第23話 自己紹介に向かう足取り1

通学路で突然現れた男子に曲がり角でぶつかる。そんな古典的なフィクションの出来事が目の前で起きている。朝から理解できないことが起こりすぎて私はますます混乱していた。とりあえず私は出された手を取り、なんとか立ち上がった。


「大丈夫ですか? どこか痛いところはないですか? もう、歩けますか?」


 私を立ち上がらせると男子は心配そうな顔と焦った顔を混ぜ合わせたような慌ただしさで次々と質問を投げかけた。私は今起きていることがまだ受け入れることができずに乾いた喉を上手く鳴らすことができなくなったままだった。


「は、はい……。もう、大丈夫です。あの……、本当にごめんなさい………」


「どこにもケガが無いなら良かった! 俺も大丈夫なんで気にしないで下さい。じゃ、急いでるんでもう行きます!」


 私が何とか言葉を返した途端に男子は勢いよく遠くへと向かって行く。そういえばあの人、制服着てたな……。年齢も近そうな感じだったし……。そんなふうに思いながら私はぼんやりと地図を確認する。地図は男子が走り去ったのと同じ方向を指し示していた。


「うそっ!? あの人、私と同じ学校なの? すいませーーん!! 待って……、待ってくださーーい!!」


 どんどんと小さくなっていく背中に向かって声を張り上げながら追いかける。散々走り回って喉も乾いた状態でもその時の私の心臓は高鳴るように強く鳴り響いていた。


「はぁ……、はぁ……。全然、追いつけなかった……。でも多分あれで合ってるよね………」


 私は目の前に現れた校舎らしき建物に私は一安心する。柔らかな日の光と爽やかな風に包まれた新鮮な雰囲気が温かく出迎えてくれた。私が少し歩くペースを落として校舎の様子を眺めながらゆっくりと近づいていくと二つの人影が校門の側に立っているのが見えた。


「もしかしてお前が転校生の水蓮寺遥か? 今、一体何時だと思ってる? とっくに授業は始まってるんだぞ?」


「すみません……。本当に、遅刻するつもりは無かったんです……」


「まぁまぁ、野坂先生。あんまり責めないであげてください。水蓮寺さんはかなり離れたところから通学してますし、初めての通学で道も分からなかったんですよ。水蓮寺さん、あんまり気にしないでください。野坂先生は水蓮寺さんに何かあったんじゃないかって心配でしょうがなかったんですよ」


「ゆりか、お前っ……! 余計なことを言うんじゃない。いきなり私の教師としての立場がなくなってしまうだろ」


「立場がなくなるって、本当のことだし生徒を心配するのは良いことでしょ? だったら言ってもいいじゃない。どちらかといえば千絵ちゃんのピュアな部分が知られるのが恥ずかしいだけなんでしょ?」


「名前で呼ぶなって前にも言っただろ? ……本当、お前といると調子が狂うな」


 ジャージ姿でいかにも厳しそうな体育教師がふんわりとした口調と服装に身を包んだ女性教師にからかわれてすっかり調子が悪くなったのか、被っていた帽子を下げて顔を隠す。あんまりにも二人の掛け合いが仲良くて平和そうで私は耐え切れず笑い声をあげてしまった。
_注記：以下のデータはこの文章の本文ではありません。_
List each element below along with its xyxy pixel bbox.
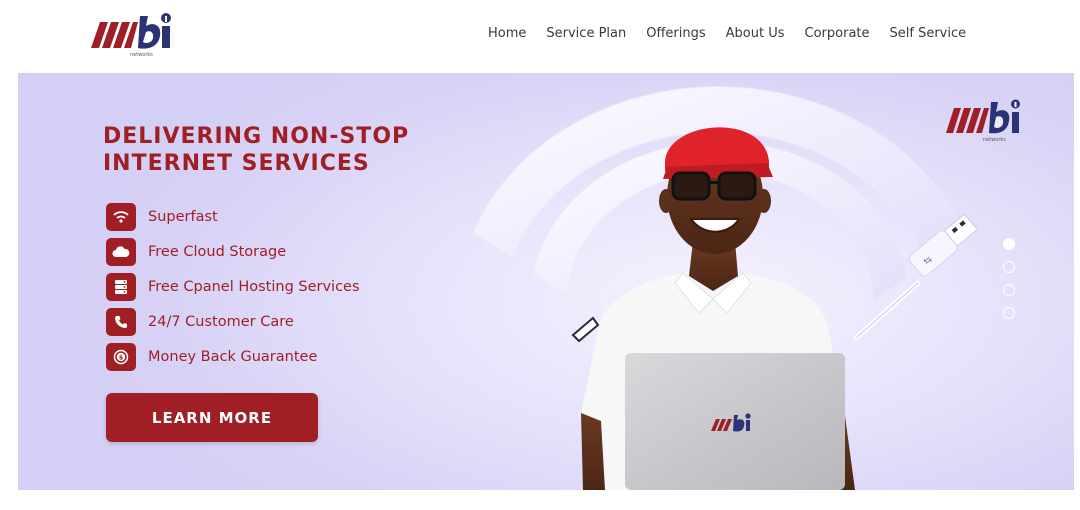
feature-item-cpanel-hosting: Free Cpanel Hosting Services — [106, 273, 406, 301]
hero-person-image — [581, 127, 855, 490]
slider-dot-1[interactable] — [1003, 238, 1015, 250]
feature-item-superfast: Superfast — [106, 203, 406, 231]
feature-list: Superfast Free Cloud Storage Free Cpanel… — [106, 203, 406, 378]
server-icon — [106, 273, 136, 301]
feature-label: Superfast — [148, 209, 218, 225]
feature-label: Free Cpanel Hosting Services — [148, 279, 360, 295]
feature-label: Free Cloud Storage — [148, 244, 287, 260]
logo-subtext: networks — [130, 52, 153, 58]
headline-line-2: INTERNET SERVICES — [103, 151, 370, 176]
slider-dot-4[interactable] — [1003, 307, 1015, 319]
cloud-icon — [106, 238, 136, 266]
feature-item-money-back: $ Money Back Guarantee — [106, 343, 406, 371]
nav-item-self-service[interactable]: Self Service — [880, 22, 977, 46]
svg-text:$: $ — [119, 354, 124, 362]
hero-logo-subtext: networks — [983, 137, 1006, 143]
phone-icon — [106, 308, 136, 336]
feature-label: 24/7 Customer Care — [148, 314, 294, 330]
slider-dot-3[interactable] — [1003, 284, 1015, 296]
wifi-icon — [106, 203, 136, 231]
nav-item-about-us[interactable]: About Us — [716, 22, 795, 46]
feature-item-cloud-storage: Free Cloud Storage — [106, 238, 406, 266]
nav-item-corporate[interactable]: Corporate — [795, 22, 880, 46]
nav-item-home[interactable]: Home — [478, 22, 536, 46]
slider-pagination — [1003, 238, 1017, 328]
hero-banner[interactable]: ⇆ DELIVERING NON-STOP INTERNET SERVICES … — [18, 73, 1074, 490]
learn-more-button[interactable]: LEARN MORE — [106, 393, 318, 442]
hero-headline: DELIVERING NON-STOP INTERNET SERVICES — [103, 123, 503, 177]
slider-dot-2[interactable] — [1003, 261, 1015, 273]
nav-item-service-plan[interactable]: Service Plan — [536, 22, 636, 46]
site-header: networks Home Service Plan Offerings Abo… — [0, 0, 1080, 72]
site-logo[interactable]: networks — [88, 8, 178, 60]
page: networks Home Service Plan Offerings Abo… — [0, 0, 1080, 510]
money-icon: $ — [106, 343, 136, 371]
hero-brand-logo: networks — [943, 95, 1027, 145]
main-nav: Home Service Plan Offerings About Us Cor… — [478, 22, 976, 46]
feature-label: Money Back Guarantee — [148, 349, 318, 365]
headline-line-1: DELIVERING NON-STOP — [103, 124, 410, 149]
feature-item-customer-care: 24/7 Customer Care — [106, 308, 406, 336]
nav-item-offerings[interactable]: Offerings — [636, 22, 715, 46]
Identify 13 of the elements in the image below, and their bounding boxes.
「水蓮寺っ……! お前も私を馬鹿にするのか!? 教師としてそれだけは許さんぞ!」


「恥ずかしいからっていきなり怒ったら可哀そうでしょ。じゃあ、水蓮寺さん。ここで長居するのもなんだからそろそろ行きましょうか。ようこそ、夢と希望の湘葉学園へ!」


「こいつは一体何の根拠を持ってなんて枕詞を付けているんだ……。まあいい。とりあえず私達が水蓮寺のクラスを案内するから、お前は黙ってついてこい。いいな? では出発!!」


 二人の先生が威勢よく言葉をかけて躊躇なく未知の領域へと歩みを進めていく。新しい境地に目がうつろいながらもまた背中を見失わないように私は駆け足で後ろをついていった。